You should practise:

  • restating the problem

  • making assumptions

  • explaining how you’d approach it

  • saying what you’d check or learn next

This is a skill, not a personality trait.

4. Turning Projects into Interview Proof

Many freshers have projects but haven’t practised talking about them.

Practice explaining:

  • what problem the project solved

  • your specific role

  • what went wrong

  • how you fixed it

This matters more than adding new projects.

5. Accuracy Over Speed

Online assessments punish careless speed.

Practice:

  • reading questions carefully

  • checking conditions

  • avoiding assumptions

One logical mistake can cost more than solving fewer questions correctly.

A Simple Way to Understand “Practice More”

When someone tells you to “practice more,” think of it this way:
They're asking you to work on how you think through problems, explain your approach, and deal with unknown situations—not just attempt a higher number of questions.

The Real Reason People Don’t Explain This

People who say “practice more” have usually developed these skills gradually without realizing it.

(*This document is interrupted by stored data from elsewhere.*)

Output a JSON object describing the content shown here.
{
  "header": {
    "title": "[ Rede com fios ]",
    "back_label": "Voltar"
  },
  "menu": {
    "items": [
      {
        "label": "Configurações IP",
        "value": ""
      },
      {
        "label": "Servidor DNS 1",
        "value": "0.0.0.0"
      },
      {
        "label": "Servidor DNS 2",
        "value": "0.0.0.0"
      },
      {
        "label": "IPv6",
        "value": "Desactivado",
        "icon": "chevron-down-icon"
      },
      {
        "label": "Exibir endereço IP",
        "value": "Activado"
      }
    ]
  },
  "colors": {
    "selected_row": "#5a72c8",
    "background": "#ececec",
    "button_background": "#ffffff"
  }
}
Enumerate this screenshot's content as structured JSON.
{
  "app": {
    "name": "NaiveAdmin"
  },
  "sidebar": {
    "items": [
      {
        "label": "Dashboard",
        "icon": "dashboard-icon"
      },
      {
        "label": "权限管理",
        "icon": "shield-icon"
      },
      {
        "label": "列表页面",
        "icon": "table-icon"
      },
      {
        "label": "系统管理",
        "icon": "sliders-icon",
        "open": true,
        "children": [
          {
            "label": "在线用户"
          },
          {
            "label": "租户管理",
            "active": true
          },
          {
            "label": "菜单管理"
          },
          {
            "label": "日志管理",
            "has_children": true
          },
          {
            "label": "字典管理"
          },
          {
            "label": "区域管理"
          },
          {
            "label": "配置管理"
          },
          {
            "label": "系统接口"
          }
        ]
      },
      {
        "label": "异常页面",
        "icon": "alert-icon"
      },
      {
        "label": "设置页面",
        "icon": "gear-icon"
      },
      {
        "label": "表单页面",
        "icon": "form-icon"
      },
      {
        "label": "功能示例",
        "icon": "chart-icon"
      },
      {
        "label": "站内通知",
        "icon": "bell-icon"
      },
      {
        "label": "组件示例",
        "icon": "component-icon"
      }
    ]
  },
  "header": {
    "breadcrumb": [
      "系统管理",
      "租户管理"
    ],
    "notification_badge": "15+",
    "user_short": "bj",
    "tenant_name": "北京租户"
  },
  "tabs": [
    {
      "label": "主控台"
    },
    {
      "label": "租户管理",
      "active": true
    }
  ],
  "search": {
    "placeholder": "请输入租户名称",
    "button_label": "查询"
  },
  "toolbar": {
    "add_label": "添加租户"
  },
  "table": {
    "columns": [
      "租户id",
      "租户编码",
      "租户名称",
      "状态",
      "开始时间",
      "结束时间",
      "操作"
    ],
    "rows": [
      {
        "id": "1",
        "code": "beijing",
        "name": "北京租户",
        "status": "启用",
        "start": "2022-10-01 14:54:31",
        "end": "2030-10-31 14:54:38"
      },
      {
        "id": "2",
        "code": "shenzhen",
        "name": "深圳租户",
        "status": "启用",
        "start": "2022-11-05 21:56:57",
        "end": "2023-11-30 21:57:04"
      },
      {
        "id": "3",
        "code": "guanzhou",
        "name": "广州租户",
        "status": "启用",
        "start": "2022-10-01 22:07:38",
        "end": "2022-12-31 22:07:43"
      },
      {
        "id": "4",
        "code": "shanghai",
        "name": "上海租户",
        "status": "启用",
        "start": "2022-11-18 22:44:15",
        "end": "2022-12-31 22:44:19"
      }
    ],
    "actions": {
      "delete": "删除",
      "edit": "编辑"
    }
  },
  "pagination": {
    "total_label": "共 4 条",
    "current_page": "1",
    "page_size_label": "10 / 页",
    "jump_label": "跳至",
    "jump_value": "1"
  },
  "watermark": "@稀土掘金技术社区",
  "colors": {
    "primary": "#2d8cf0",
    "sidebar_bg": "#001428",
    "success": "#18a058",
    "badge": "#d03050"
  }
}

They often overlook the fact that freshers need clear guidance, not vague or general advice.

Final Takeaway

Practice is not about quantity.
It’s about the right kind of repetition.

If your practice includes:

  • thinking aloud

  • solving without hints

  • explaining your work

  • staying calm when unsure

then you’re practising the right things—even if you practise less.

That’s what interviewers actually mean.